The Meaning of Truth

John K Clark (
Sun, 16 Feb 1997 22:35:39 -0800 (PST)


I very much enjoyed Gregory Houston's <> post and even
agreed with much of it, but you're causing unnecessary trouble for yourself
because I think the concept of "THE TRUTH" is functional and so should be

>Our language determines our perception of reality. Words such as the
>following engender a black and white percption of the world instead
>of a greyscale perception: Is, are, was, equal, equate, exactly,
>proven, intrinsic.

I need these words to talk, you used a number of them yourself, even more
important, I need these concepts to think, because sometimes a black and
white perception is the way to go.

>Conditional statements taken to the extreme continue in infinite
>regress. The idea here is just to incrementally strive for more,
>to go a little further along the causal path.

If your ideas are correct then as you progress down the causal path toward
pure mathematics things should become more black and white. I think they do,
but rather than doing away with truth I would just say that in a complex
world you need a lot of conditional statements.

I agree with you that functionality is not the same as truth, Einstein may be
truer but Newton is more useful in some cases, such as building a bridge or
sending a rocket to the moon.

>whenever I become aware of myself making an absolute statement, I am
>going to attempt to make it more of a conditional statement, and
>more of a statement of degree [...] Many might argue that this will
>needlessly complexify my thought, speech and writing.

You will have to stop the conditionals at some point, otherwise all your
statements would be of infinite length and you would never be able to
complete a thought.

>Many people complain about making things to relative, but we haven't
>even hardly begun to move towards relativity, not to mention to find
>a balance between it and absolutism.

Even in Einstein's theory not everything is relative, the speed of light is
an absolute.

>The statement, "I think therefor I am", is more useful than the
>statement, "I am".

How about "I think therefore thoughts exist"?

>Reverting to truth in this case would be like taking Einsteins
>theory of relativity which is created in terms of pure geometry and
>trying to revert to Newton's terms of forces.

As speeds become slower and the gravitational field becomes weaker,
Einstein's results and Newton's become more and more similar, if they did
not then nobody would bother with Einstein's theory. We already know that
Newton's idea works beautifully under everyday conditions, so if Einstein
didn't reduce to Newton at slow speeds then it would be wrong. In the same
way your theory must reduce to true or false statement as things get simpler.

We may not ever be able to find "THE TRUTH" but that doesn't mean it's not
a useful abstraction, because some things are truer than others. Newton's
Physics is far, far truer than the physics of Aristotle, and Einstein's
Physics is Truer than Newton's. Even Einstein is not "THE TRUTH", we already
know it breaks down when things get very small.

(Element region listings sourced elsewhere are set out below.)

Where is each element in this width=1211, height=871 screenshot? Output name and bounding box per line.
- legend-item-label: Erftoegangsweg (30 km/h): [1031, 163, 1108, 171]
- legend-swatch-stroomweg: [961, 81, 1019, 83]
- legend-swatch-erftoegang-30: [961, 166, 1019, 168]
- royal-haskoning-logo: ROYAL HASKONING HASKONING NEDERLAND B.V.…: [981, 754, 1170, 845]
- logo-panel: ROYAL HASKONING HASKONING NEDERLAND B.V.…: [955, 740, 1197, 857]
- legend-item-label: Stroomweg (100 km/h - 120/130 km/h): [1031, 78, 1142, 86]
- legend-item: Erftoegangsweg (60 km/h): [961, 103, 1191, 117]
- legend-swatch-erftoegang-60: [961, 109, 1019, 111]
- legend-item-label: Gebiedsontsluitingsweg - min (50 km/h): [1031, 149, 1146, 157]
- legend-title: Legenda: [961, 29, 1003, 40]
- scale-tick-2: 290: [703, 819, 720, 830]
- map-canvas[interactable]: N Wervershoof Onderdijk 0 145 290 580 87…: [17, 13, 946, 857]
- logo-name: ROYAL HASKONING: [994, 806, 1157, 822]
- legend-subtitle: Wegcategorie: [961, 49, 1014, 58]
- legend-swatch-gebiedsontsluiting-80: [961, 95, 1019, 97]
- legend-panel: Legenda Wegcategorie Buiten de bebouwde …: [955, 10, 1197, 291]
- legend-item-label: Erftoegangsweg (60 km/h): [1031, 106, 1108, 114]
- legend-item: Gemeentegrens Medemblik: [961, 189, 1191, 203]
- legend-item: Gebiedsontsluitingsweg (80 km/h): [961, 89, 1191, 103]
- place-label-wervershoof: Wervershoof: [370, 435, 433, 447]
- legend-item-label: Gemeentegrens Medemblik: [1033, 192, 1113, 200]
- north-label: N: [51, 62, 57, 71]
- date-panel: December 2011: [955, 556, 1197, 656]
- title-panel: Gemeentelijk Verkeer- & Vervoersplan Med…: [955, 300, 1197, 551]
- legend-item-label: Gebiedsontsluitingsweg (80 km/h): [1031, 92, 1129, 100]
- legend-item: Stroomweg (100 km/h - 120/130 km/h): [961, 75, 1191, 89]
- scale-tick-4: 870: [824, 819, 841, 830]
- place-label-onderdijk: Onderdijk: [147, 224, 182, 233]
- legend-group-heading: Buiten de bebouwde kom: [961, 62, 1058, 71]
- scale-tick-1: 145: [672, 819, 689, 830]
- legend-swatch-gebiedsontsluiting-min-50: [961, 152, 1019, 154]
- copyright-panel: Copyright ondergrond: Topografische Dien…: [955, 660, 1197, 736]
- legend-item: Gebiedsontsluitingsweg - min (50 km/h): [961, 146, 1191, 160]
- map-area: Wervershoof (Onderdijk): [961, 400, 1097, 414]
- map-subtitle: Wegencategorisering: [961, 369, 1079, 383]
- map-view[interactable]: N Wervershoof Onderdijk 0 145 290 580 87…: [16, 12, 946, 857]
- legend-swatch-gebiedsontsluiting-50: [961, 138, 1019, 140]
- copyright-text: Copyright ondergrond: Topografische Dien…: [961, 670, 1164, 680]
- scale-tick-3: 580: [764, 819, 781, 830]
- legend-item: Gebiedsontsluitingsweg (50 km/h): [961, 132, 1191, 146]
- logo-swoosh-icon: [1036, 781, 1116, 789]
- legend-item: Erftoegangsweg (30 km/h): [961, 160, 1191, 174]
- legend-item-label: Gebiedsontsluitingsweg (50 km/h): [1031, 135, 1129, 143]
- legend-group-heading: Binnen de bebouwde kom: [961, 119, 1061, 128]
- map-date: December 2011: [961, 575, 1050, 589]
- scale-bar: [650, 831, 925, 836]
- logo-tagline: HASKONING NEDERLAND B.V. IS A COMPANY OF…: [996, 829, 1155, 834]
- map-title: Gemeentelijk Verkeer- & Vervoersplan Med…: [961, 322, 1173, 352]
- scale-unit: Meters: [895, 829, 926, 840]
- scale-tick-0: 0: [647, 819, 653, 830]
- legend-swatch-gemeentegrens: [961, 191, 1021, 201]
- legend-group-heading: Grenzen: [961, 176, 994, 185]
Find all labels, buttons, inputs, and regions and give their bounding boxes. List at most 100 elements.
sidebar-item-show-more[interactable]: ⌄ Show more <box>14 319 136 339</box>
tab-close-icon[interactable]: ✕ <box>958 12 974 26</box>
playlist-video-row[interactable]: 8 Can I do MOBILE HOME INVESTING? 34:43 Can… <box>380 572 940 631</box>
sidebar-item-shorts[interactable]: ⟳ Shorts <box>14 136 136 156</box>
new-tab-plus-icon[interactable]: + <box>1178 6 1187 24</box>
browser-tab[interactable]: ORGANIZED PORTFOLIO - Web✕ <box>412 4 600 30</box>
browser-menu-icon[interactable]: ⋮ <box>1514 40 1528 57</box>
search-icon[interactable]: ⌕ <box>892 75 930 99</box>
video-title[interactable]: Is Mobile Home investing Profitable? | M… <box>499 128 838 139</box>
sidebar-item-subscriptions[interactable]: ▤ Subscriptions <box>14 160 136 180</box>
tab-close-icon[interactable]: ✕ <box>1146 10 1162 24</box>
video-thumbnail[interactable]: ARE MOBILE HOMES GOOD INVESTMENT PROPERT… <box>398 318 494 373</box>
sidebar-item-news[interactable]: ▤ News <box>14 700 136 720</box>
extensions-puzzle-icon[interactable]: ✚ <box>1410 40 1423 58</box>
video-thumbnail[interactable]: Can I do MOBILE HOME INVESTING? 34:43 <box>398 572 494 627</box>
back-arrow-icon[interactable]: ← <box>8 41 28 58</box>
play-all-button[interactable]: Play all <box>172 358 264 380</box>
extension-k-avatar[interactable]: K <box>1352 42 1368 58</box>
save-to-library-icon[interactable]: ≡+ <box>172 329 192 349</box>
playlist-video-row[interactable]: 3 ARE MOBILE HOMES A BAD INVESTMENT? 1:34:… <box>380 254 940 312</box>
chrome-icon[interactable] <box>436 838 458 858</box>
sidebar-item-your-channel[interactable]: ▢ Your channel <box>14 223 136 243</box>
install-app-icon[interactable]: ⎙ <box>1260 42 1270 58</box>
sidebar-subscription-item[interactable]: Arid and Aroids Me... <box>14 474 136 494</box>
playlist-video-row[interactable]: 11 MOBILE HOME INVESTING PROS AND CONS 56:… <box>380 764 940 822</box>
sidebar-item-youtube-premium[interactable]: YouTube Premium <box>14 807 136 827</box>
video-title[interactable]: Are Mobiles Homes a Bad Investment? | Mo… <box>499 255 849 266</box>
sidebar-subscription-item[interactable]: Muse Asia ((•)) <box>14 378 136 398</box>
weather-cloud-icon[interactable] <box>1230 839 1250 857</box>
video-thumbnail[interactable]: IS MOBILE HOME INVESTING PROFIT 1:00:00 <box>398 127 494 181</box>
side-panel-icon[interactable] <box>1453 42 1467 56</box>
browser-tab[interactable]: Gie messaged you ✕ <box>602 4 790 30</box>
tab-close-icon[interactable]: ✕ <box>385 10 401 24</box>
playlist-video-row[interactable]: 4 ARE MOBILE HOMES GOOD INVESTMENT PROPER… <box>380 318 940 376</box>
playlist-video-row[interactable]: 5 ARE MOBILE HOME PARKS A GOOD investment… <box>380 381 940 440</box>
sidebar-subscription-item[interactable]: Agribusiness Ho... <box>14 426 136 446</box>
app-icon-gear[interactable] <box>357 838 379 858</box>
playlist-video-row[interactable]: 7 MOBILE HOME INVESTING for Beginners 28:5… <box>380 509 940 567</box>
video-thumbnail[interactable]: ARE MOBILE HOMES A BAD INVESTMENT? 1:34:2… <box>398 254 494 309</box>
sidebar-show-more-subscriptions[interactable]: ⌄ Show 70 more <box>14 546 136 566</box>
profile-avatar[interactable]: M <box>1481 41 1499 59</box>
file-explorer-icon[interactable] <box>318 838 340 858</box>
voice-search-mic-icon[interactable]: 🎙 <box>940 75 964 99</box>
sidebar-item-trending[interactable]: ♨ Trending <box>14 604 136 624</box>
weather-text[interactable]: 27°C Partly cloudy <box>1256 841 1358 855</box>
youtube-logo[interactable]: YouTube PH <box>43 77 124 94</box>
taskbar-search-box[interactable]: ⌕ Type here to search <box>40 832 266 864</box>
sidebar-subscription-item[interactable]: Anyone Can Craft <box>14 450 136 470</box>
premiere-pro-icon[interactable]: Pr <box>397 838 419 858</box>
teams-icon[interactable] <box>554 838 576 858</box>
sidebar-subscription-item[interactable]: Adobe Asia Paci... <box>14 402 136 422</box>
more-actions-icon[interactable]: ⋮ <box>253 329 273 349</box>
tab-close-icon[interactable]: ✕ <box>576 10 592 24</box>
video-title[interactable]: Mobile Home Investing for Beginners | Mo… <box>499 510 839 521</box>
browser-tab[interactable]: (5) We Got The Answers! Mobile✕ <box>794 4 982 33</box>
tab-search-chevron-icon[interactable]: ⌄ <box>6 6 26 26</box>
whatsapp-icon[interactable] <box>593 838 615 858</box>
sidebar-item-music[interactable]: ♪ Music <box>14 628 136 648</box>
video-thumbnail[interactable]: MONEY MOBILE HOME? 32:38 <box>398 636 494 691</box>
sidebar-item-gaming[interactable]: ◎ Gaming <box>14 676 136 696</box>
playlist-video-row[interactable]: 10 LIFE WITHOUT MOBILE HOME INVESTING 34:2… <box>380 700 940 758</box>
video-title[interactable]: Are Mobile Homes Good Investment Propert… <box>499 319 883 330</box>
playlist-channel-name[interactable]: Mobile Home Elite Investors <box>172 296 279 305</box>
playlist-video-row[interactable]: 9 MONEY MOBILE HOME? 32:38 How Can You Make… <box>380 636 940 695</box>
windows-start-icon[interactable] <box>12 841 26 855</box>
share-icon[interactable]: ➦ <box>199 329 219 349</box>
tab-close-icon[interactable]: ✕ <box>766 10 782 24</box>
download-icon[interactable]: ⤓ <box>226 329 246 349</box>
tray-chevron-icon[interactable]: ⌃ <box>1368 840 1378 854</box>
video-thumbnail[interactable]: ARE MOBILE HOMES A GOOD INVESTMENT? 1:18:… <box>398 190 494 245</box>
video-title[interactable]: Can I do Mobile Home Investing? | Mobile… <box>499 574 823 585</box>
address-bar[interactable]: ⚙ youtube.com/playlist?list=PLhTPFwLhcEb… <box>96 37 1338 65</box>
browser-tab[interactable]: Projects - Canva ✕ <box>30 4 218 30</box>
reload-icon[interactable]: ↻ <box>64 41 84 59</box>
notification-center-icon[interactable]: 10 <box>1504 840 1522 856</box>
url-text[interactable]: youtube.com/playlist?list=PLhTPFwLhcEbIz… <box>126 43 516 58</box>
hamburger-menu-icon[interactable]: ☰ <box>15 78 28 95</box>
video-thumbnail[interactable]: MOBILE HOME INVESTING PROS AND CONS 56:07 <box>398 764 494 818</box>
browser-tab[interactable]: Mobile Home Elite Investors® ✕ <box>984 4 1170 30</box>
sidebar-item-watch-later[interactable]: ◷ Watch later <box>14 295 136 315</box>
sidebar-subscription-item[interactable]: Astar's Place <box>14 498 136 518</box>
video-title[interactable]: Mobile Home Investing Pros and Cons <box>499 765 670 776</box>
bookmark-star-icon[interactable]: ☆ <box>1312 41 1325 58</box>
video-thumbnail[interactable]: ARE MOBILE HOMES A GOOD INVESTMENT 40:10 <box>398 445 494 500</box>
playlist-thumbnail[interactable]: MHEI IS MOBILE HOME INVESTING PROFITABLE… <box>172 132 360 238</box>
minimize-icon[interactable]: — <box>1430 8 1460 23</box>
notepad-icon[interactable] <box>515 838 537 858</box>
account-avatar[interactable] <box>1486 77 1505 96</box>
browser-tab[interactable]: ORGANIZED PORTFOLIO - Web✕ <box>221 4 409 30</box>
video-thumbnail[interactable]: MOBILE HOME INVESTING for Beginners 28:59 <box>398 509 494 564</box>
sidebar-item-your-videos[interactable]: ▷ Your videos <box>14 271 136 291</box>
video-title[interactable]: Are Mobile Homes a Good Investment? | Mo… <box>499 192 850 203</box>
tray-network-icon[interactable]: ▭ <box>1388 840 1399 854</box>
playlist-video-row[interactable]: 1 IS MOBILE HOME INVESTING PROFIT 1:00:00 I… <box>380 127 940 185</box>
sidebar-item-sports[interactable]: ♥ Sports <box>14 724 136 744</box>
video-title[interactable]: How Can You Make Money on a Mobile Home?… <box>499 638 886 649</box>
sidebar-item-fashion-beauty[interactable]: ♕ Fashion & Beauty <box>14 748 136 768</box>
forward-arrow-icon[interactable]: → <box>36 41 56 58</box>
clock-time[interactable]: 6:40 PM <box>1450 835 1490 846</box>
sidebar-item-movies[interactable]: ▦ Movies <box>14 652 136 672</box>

Actually, what our theories do is explain how some sense sensations relate to
other sense sensations. For example we receive information from our eyes,
we interpret that information as a rock moving at high speed and heading for
a large plate glass window, we invent a theory that predicts that very soon
we will receive another sensation, this time from our ears, that we will
describe as the sound of breaking glass. Soon our prediction is confirmed so
the theory is successful, but we should remember that the sound of broken
glass is not broken glass, the look of broken glass is not broken glass,
the feel of broken glass is not broken glass. What "IS" broken glass?
It must have stable properties of some sort or I wouldn't be able to identify
it as a "thing", I don't know what those ULTIMATE stable properties are,
but I know what they are not, they are NOT sense sensations. I have no idea
what glass "IS". The sad truth is, I can point to "things" but I don't know
what a thing "IS" and I 'm not even sure that I know what "IS" is.

What are the practical implications of all this? Zero, near as I can tell,
it's just fun to think about. Appearances are what's important, ultimate
reality is for philosophers. As long as I can get the universe to SEEM to
obey me and operate in a way that pleases me, that's good enough and I'll be
a happy man. That's not asking too much, now is it?